Configure SQL Server Always On Availability Group for high availability on Linux

Άρθρο
10/31/2023

Applies to: SQL Server - Linux

This article describes how to create a SQL Server Always On availability group (AG) for high availability on Linux. There are two configuration types for AGs. A high availability configuration uses a cluster manager to provide business continuity. This configuration can also include read-scale replicas. This document explains how to create the AG for high availability.

You can also create an AG without a cluster manager for read-scale. The AG for read scale only provides read-only replicas for performance scale-out. It doesn't provide high availability. To create an AG for read-scale, see Configure a SQL Server Availability Group for read-scale on Linux.

Configurations that guarantee high availability and data protection require either two or three synchronous commit replicas. With three synchronous replicas, the AG can automatically recover even if one server isn't available. For more information, see High availability and data protection for availability group configurations.

All servers must be either physical or virtual, and virtual servers must be on the same virtualization platform. This requirement is because the fencing agents are platform specific. See Policies for Guest Clusters.

Roadmap

The steps to create an AG on Linux servers for high availability are different from the steps on a Windows Server failover cluster. The following list describes the high-level steps:

Installation guidance for SQL Server on Linux.

Important

All three servers in the AG need to be on the same platform - physical or virtual - because Linux high availability uses fencing agents to isolate resources on servers. The fencing agents are specific for each platform.
Create the AG. This step is covered in this current article.
Configure a cluster resource manager, like Pacemaker.

The way to configure a cluster resource manager depends on the specific Linux distribution. See the following links for distribution specific instructions:
- RHEL
- SUSE
- Ubuntu
Important

Production environments require a fencing agent for high availability. The examples in this article don't use fencing agents.
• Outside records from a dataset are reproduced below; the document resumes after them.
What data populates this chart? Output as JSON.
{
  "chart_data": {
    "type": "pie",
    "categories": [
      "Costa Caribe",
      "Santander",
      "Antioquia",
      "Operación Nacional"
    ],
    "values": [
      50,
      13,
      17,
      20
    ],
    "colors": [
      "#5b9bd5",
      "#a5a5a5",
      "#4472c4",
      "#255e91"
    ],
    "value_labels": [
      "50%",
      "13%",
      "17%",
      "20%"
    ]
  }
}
They are for testing and validation only.

A Pacemaker cluster uses fencing to return the cluster to a known state. The way to configure fencing depends on the distribution and the environment. Currently, fencing isn't available in some cloud environments. For more information, see Support Policies for RHEL High Availability Clusters - Virtualization Platforms.

For SLES, see SUSE Linux Enterprise High Availability Extension.
Add the AG as a resource in the cluster.

The way to add the AG as a resource in the cluster depends on the Linux distribution. See the following links for distribution specific instructions:
- RHEL
- SLES
- Ubuntu

Considerations for multiple Network Interfaces (NICs)

For information on setting up an availability group for servers with multiple NICs, see the relevant sections for:

Prerequisites

Before you create the availability group, you need to:

Set your environment so that all the servers that will host availability replicas can communicate.
Install SQL Server.

On Linux, you must create an availability group before you add it as a cluster resource to be managed by the cluster. This document provides an example that creates the availability group.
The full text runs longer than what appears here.